Niepwność do do miejsca późniejszej lokalizacji K.Gł. także obciąża bezpośrednio sztab i dowództwo. Przecież lokalizacja, wybrana z góry - nawet jako rejon i dalej - przydzielenie K. Gł. konkretnych oddzialów w danej dzielnicy / części miasta ulatwiłoby sprawę niepomiernie, nie powodując przerzucania oddziałow z terenów które znały na nowe. Wystarczyłoby aby wyznaczyć odpowiednie miejsca w konkretnych rejonach [Wola, Stare Miasto i t.p.] i ponumrować konkretne miejsca i spojrzeć - w centrum naszego obszrau i czy spelnia warunki i hasło. Wypeiramy to co jest jako pierwsza lokalizacja, dzielnica - Wola - oddział odpowiedzialny [np. Radosław, operujący cały czas na swojej dzielnicy nie przemieszczany do innej, chyba że konkretny oddzial jest wyznaczony jako odwód dla całego Powstania. Jeżeli wypada Śródmieście - Pólnoc, to np Gurt [strzelam i dalej tak samo]. Z góry wiadomo kto ma jakie role przypisane i czym ma się zająć.

pozdr

Udostępnij tego posta


Odnośnik do posta
Udostępnij na innych stronach
Albinos   
Dalej - niewielka ilość czasu jaką dysponował [w okolicy zera bezwzględnego]

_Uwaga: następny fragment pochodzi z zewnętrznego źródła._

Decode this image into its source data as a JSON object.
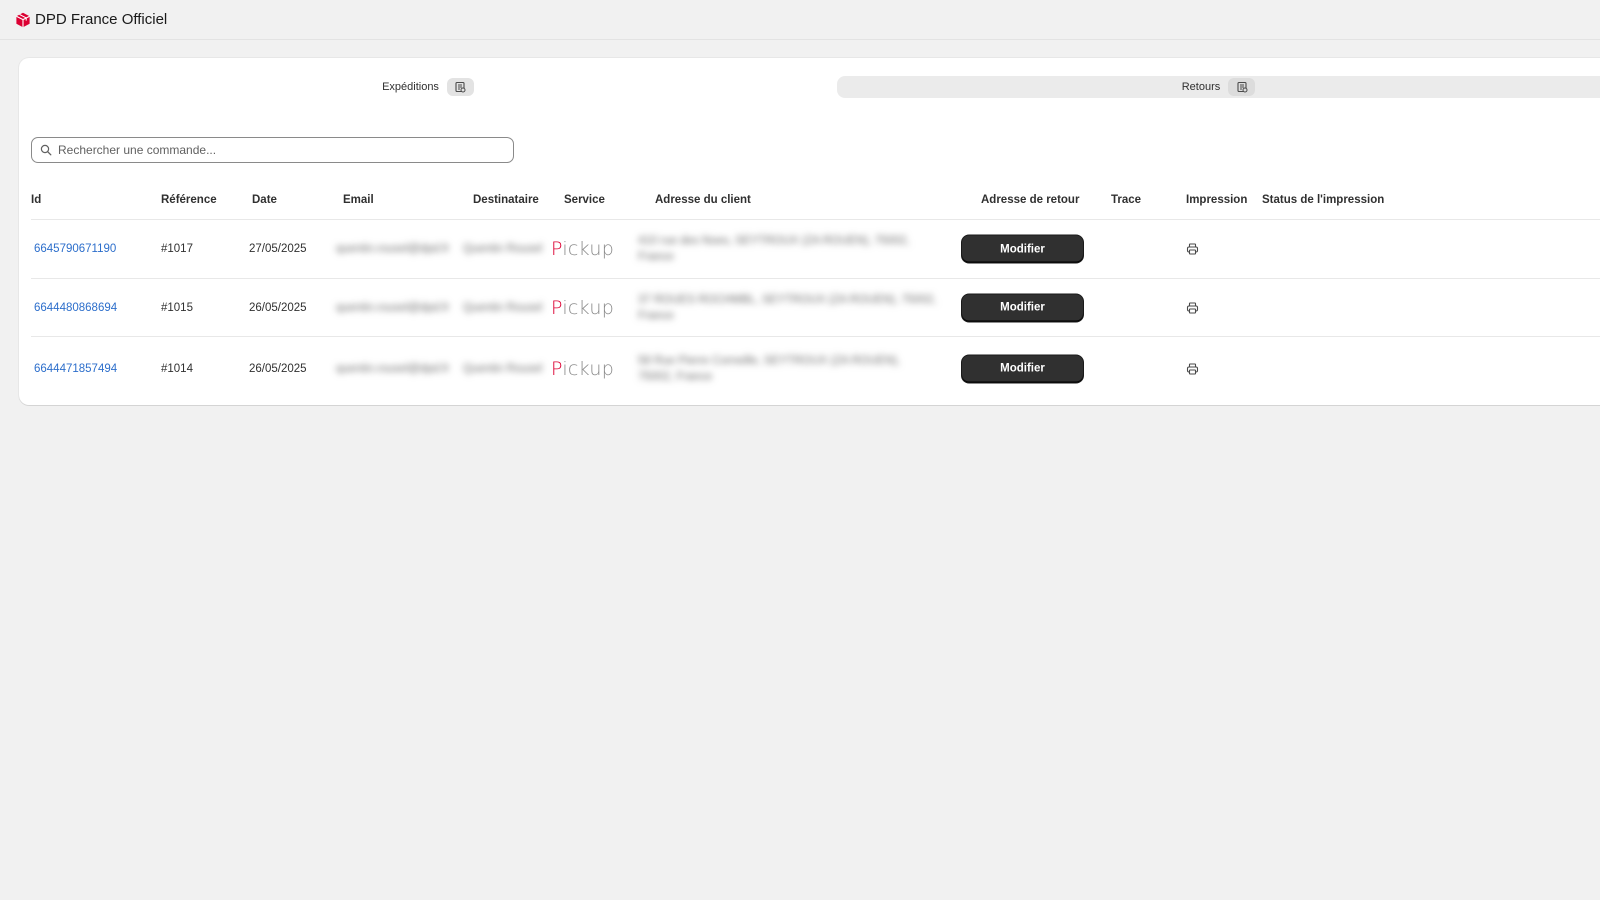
{
  "app": {
    "title": "DPD France Officiel",
    "brand_color": "#dc0032"
  },
  "tabs": [
    {
      "label": "Expéditions",
      "icon": "receipt-icon",
      "active": true
    },
    {
      "label": "Retours",
      "icon": "receipt-icon",
      "active": false
    }
  ],
  "search": {
    "placeholder": "Rechercher une commande...",
    "value": ""
  },
  "table": {
    "headers": [
      "Id",
      "Référence",
      "Date",
      "Email",
      "Destinataire",
      "Service",
      "Adresse du client",
      "Adresse de retour",
      "Trace",
      "Impression",
      "Status de l'impression"
    ],
    "rows": [
      {
        "id": "6645790671190",
        "reference": "#1017",
        "date": "27/05/2025",
        "email": "quentin.rousel@dpd.fr",
        "destinataire": "Quentin Rousel",
        "service": "Pickup",
        "adresse_client": "410 rue des Noes, SEYTROUX (ZA ROUEN), 75002, France",
        "action_label": "Modifier"
      },
      {
        "id": "6644480868694",
        "reference": "#1015",
        "date": "26/05/2025",
        "email": "quentin.rousel@dpd.fr",
        "destinataire": "Quentin Rousel",
        "service": "Pickup",
        "adresse_client": "37 ROUES ROCHMBL, SEYTROUX (ZA ROUEN), 75002, France",
        "action_label": "Modifier"
      },
      {
        "id": "6644471857494",
        "reference": "#1014",
        "date": "26/05/2025",
        "email": "quentin.rousel@dpd.fr",
        "destinataire": "Quentin Rousel",
        "service": "Pickup",
        "adresse_client": "58 Rue Pierre Corneille, SEYTROUX (ZA ROUEN), 75002, France",
        "action_label": "Modifier"
      }
    ]
  }
}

Miał jakieś 4-5 dni na to.

a lokalizacja K.Gł. to dla mnie potwierdza. [Po co lokować K. Gł. tam gdzie zaraz wybuchną walki a trzeba będzie się przenosić co chwilę z miejsca na miejsce? W miejscu które jest zagrozone ciągłym atakiem?]

Ależ sprawa jest tutaj bardzo prosta, przynajmniej z punktu widzenia tych, którzy podjęli taką, a nie inną decyzję. Płk Szostak tłumaczył to tym, iż po pierwsze fabryka nadawała się bardzo dobrze do tego, aby niepostrzeżenie zebrać w niej wcale niemały personel sztabu i DR, zainstalować sprzęt radiowy, a dodatkowo personel fabryki był sprawdzony i pewny. Po drugie, budynek fabryki Jerzego Kamlera był naprawdę solidny. Miało to podwójne znaczenie. Przede wszystkim stanowiło zabezpieczenie w trakcie samego Powstania, podczas walk z samymi Niemcami, a po drugie, i to chyba był główny powód tej decyzji o przeniesieniu sztabu z Mokotowa na Wolę... dzielnica ta miała stanowić ostatni bastion w razie rozpoczęcia walk z wkraczającymi Rosjanami. Możliwości obronne fabryki oceniano na pół godziny do kilku godzin, nawet przy udziale czołgów i artylerii. Pozostanie KG AK na Mokotowie stwarzało ryzyko odcięcia jej od Śródmieścia przez silne obiekty, będące w niemieckich rękach. Pomysł sam może i niegłupi, ale na ocenę ogólną rzutuje przede wszystkim końcowy efekt. Tak czy inaczej, przeniesienie "Radosława" na Wolę, uważam właśnie za świetny pomysł z punktu widzenia kontynuowania walk. Bez niego Warszawa zapewne padłaby znacznie szybciej.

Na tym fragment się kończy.